Guerre à Gaza entre mythe et Histoire sainte : quelle place pour la vérité ?
Christophe Courtin.
Sur les réseaux sociaux pro-israéliens, tourne une courte vidéo où l’on voit un ancien premier ministre israélien, Naftali Bennett (juin 2021-juin 2022), expliquer le sionisme en trois minutes. À partir du texte de l’Exode dans la Bible, ce politicien israélien justifie le droit historique du peuple juif à s’installer en Terre promise, la Palestine actuelle, après avoir quitté l’Égypte il y a 1300 ans et erré quarante ans dans le désert pour édifier le glorieux royaume de David et de Salomon. Après deux exils (destruction du premier temple au VIe siècle av. J.-C. et du second temple en 70 apr. J.-C.), et deux mille ans de dispersion dans le monde, le peuple juif revient sur les territoires que Dieu avait promis à Moïse après lui avoir donné les Tables de la Loi. Pourtant, de nombreux travaux d’historiens (y compris israéliens) et d’archéologues remettent en cause, voire infirment, ce roman national israélien appuyé sur la Bible. Malgré ces travaux universitaires, l’interprétation israélienne de l’histoire juive basée sur l’histoire sacrée contre l’historiographie scientifique fonde toujours le discours nationaliste israélien. De son côté, le Hamas, comme à front renversé, convoque le mythe de David et Goliath, également repris dans le Coran (2-251 Dâwûd et Djâlût), pour légitimer le 7 octobre.

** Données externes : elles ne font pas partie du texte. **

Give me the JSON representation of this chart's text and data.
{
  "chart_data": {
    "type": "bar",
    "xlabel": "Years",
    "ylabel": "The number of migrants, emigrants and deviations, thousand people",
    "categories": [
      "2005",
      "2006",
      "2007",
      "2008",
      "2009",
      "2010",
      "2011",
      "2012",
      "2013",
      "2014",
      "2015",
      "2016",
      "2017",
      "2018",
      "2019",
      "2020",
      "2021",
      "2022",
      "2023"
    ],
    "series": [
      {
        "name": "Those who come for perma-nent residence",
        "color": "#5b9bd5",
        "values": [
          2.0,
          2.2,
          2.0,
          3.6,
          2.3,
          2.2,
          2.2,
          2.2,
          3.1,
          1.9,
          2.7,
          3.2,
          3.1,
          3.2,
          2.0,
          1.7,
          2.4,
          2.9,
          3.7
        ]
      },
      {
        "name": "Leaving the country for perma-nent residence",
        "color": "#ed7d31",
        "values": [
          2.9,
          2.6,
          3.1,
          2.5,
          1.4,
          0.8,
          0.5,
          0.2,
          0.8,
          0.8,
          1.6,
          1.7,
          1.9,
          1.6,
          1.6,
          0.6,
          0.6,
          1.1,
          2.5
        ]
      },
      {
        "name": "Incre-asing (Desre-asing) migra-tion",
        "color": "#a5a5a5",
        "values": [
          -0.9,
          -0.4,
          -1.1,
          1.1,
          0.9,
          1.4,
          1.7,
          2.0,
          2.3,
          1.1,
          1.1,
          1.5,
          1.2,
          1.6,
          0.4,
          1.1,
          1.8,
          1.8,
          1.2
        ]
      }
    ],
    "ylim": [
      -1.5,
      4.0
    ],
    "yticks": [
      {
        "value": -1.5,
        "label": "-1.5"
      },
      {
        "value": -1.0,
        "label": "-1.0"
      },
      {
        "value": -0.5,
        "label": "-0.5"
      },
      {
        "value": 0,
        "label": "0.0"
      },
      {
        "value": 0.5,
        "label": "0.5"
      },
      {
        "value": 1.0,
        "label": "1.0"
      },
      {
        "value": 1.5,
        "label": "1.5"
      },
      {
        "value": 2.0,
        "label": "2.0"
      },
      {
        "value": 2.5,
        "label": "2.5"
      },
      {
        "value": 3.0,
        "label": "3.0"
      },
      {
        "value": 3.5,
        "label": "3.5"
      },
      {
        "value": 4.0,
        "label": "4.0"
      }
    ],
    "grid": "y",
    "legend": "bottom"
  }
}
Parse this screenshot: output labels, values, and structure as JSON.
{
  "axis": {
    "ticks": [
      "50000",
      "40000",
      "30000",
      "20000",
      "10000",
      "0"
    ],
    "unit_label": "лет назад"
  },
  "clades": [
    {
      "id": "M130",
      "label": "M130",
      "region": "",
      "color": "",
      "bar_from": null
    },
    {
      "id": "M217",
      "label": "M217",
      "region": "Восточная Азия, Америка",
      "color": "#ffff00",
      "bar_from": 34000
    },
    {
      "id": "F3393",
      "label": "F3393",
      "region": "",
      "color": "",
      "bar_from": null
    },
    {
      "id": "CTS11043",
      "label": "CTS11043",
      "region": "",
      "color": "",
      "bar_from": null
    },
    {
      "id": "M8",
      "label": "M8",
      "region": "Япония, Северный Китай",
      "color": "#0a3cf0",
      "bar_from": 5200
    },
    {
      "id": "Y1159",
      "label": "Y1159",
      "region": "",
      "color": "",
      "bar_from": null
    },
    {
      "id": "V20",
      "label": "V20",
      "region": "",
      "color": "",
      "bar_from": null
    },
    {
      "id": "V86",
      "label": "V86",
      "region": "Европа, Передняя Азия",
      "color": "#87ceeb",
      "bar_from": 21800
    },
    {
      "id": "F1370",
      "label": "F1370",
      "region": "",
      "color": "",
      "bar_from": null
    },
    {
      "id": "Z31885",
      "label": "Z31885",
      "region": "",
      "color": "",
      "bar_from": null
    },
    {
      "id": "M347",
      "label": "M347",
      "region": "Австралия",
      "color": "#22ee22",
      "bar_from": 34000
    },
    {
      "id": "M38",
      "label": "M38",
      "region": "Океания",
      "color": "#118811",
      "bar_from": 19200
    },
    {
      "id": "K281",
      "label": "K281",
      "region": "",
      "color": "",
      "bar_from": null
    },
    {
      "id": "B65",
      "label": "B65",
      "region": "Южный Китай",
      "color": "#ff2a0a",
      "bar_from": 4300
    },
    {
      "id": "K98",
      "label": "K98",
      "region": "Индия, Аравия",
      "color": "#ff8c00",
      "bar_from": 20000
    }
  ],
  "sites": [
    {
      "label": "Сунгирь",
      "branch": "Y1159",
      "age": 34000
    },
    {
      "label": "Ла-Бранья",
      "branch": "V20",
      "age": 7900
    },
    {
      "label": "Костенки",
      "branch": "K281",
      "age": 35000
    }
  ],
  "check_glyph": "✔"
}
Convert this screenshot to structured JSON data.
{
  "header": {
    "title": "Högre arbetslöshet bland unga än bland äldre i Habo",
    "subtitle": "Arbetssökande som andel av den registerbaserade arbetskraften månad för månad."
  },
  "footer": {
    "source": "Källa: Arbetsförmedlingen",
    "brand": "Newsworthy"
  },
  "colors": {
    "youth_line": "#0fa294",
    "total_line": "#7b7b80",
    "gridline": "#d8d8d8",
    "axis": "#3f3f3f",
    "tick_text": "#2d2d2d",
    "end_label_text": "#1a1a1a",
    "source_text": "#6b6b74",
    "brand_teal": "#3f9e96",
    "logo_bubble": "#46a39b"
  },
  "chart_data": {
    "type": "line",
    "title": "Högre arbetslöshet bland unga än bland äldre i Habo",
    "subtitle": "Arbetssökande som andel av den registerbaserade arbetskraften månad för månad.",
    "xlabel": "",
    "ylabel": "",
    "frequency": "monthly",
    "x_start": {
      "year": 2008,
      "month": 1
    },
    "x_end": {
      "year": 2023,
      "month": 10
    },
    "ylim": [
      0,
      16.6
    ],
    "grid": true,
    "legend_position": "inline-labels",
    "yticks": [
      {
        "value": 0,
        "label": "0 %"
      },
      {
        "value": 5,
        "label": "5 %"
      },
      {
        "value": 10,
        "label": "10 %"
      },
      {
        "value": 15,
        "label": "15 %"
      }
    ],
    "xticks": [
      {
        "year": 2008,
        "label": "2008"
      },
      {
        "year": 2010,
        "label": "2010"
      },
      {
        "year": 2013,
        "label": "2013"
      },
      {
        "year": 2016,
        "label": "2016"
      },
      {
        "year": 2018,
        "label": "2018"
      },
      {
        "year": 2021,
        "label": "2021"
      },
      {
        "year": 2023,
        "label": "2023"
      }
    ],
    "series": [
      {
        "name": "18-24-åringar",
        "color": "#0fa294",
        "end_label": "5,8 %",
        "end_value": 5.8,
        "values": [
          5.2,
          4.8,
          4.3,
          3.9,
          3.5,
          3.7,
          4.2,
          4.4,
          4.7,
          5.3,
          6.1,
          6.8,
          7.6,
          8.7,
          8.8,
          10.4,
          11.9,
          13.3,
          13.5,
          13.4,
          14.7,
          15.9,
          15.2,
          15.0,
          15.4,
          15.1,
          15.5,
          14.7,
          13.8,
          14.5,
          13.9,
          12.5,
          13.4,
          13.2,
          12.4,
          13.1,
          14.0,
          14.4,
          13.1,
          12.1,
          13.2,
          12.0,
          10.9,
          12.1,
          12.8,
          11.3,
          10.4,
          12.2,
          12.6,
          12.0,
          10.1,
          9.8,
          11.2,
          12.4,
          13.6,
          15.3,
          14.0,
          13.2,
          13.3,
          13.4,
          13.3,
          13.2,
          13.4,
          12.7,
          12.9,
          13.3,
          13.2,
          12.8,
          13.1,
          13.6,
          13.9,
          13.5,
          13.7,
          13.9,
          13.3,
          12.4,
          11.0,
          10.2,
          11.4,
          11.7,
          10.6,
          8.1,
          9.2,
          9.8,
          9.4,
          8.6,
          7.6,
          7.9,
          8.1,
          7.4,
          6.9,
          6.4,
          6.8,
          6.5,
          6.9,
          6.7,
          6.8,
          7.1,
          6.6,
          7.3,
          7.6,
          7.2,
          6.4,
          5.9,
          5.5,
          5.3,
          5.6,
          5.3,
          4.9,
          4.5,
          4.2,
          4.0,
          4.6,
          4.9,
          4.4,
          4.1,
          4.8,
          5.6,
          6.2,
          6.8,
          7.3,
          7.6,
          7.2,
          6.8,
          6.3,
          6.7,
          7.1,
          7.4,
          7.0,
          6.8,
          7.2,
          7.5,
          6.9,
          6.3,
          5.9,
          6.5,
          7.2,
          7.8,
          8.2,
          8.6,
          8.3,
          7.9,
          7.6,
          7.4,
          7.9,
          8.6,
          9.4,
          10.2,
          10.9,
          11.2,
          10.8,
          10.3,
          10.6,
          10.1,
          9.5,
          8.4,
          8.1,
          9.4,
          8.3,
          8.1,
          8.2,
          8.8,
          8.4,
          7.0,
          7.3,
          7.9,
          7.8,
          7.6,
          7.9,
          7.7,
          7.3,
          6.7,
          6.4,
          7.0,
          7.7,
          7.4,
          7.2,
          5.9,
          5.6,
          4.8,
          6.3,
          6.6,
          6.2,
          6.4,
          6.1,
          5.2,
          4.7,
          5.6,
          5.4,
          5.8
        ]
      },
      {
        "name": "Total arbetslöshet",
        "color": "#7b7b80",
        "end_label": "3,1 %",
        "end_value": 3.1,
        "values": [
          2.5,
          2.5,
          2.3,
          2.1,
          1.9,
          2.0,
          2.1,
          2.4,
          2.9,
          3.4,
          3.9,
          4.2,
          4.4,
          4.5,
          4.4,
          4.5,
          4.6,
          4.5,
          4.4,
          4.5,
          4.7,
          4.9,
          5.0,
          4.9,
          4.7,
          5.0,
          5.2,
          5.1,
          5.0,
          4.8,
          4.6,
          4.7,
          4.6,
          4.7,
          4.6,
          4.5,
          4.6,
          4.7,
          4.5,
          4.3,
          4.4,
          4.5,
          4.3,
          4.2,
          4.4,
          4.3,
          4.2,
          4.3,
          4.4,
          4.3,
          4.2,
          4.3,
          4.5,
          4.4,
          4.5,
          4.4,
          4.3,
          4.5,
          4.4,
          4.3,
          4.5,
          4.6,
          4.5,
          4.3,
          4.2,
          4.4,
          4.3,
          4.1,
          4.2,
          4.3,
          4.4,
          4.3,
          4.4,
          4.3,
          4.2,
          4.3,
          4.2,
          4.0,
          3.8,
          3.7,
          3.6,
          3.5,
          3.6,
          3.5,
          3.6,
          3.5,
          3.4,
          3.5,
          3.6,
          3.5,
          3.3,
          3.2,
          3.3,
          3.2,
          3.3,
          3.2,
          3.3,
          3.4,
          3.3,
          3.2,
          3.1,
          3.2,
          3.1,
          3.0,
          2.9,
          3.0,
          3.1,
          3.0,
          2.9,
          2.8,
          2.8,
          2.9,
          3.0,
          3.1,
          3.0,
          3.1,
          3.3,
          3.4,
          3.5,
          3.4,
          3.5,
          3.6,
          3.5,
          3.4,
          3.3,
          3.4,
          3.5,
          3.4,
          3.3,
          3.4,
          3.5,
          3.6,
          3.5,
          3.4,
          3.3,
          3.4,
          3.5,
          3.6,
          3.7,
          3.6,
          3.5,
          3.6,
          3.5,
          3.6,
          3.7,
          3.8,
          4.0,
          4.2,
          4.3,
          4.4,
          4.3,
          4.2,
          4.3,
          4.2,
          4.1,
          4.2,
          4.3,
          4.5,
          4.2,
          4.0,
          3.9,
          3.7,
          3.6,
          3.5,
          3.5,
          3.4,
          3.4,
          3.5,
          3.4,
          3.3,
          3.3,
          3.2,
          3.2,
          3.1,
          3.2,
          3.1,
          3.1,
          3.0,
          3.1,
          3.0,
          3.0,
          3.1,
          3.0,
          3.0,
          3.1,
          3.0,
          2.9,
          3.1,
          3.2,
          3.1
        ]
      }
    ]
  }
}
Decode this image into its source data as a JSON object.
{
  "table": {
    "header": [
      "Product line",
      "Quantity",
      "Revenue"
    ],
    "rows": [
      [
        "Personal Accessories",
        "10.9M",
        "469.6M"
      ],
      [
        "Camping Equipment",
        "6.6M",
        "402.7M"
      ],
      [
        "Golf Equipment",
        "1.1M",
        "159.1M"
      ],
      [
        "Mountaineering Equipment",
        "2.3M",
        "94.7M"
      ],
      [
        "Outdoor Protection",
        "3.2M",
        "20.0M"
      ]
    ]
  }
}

L’histoire des peuples est remplie de ces manipulations historiques qui permettent de justifier les conquêtes militaires ou les violences politiques. Les impérialismes coloniaux depuis le XIXe siècle se sont souvent fondés sur des principes civilisationnels. Les légitimations idéologiques ne sont pas donc nouvelles, celle qu’utilise le gouvernement israélien est du même tonneau que le roman national français qui s’inscrirait dans une sorte de téléologie historique des Gaulois à de Gaulle. Mais ce qui est spécifique aujourd’hui avec le discours israélien, c’est le recours à l’histoire sainte, une spécificité qu’il partage avec les chrétiens évangélistes américains pour qui un second retour des Juifs sur la colline de Sion à Jérusalem est annoncé dans la Bible. Cette lecture religieuse du sionisme était déjà faite au début du XXe siècle par le ministre des affaires étrangères britannique, évangéliste et antisémite, Lord Balfour, qui appuya le projet sioniste en proposant l’ouverture d’un foyer national juif dans la future Palestine mandataire, préparant, espérait-il, le retour des Juifs en Terre sainte, prélude à l’accomplissement de la Parousie.
Légitimation idéologique
Le rapport de 1 à 50 entre le nombre de victimes civiles israéliennes du 7 octobre et celui des victimes civiles gazaouies depuis cette date, donne l’image d’une vengeance biblique plus que d’une sanction militaire contre un ennemi politique agresseur. Le 28 octobre, Benjamin Netanyahou déclarait : « Nous ne devons pas oublier que même les citoyens innocents, la population cruelle et monstrueuse de Gaza, a joué un rôle actif dans le pogrom à l’intérieur des colonies israéliennes (…). Il est défendu de se montrer clément envers un peuple cruel, il n’est pas question de gestes humanitaires, la semence d’Amalek doit être effacée ! » L’utilisation du mot pogrom pour décrire les évènements dramatiques de la veille, imposa un narratif antisémite des faits alors qu’au sens de l’histoire, il ne s’agissait pas d’un pogrom, même si le ressenti par la communauté juive et au-delà les assimilait à ces phénomènes antisémites violents de la Russie tsariste contre les minorités juives qui ne pouvaient pas se défendre. Bien plus grave, la référence à Amalek tirée du Deutéronome n’est pas un simple renvoi mémoriel inscrit dans le sanctuaire de Yad Vashem, rappelant les souffrances du peuple juif qui dut subir les attaques du roi des Amalécites durant les quarante années d’errance dans le désert. Elle est d’abord un appel à la vengeance tirée du livre de Samuel : « Va et anéantis ces pécheurs d’Amalécites ; tu leur feras la guerre jusqu’à leur extermination » (1 Samuel 15.18-19). Cette lecture de la référence à Amalek n’est pas qu’une compréhensible réaction immédiate de colère et de souffrance face aux crimes du 7 octobre. Depuis des années, elle est une propagande en sourdine que diffusent les extrémistes juifs dans l’opinion publique israélienne. C’est une rhétorique connue, analogue à celle de la presse turque qui présentait les Arméniens comme des ennemis à abattre, à celle de la Radio Mille Collines au Rwanda qui assimilait les Tutsis à des cafards ou à celle de la propagande nazie annonçant les persécutions antijuives. Cette pente idéologique empruntée par le gouvernement israélien, accentuée par une lecture dévoyée de l’histoire sainte, était en germe dès l’origine de l’État d’Israël avec l’instrumentalisation du David juif de 1947 contre le Goliath des armées arabes liguées contre le nouvel État reconnu par l’ONU. L’historiographie moderne infirme cette présentation : l’armée israélienne était aguerrie et équipée.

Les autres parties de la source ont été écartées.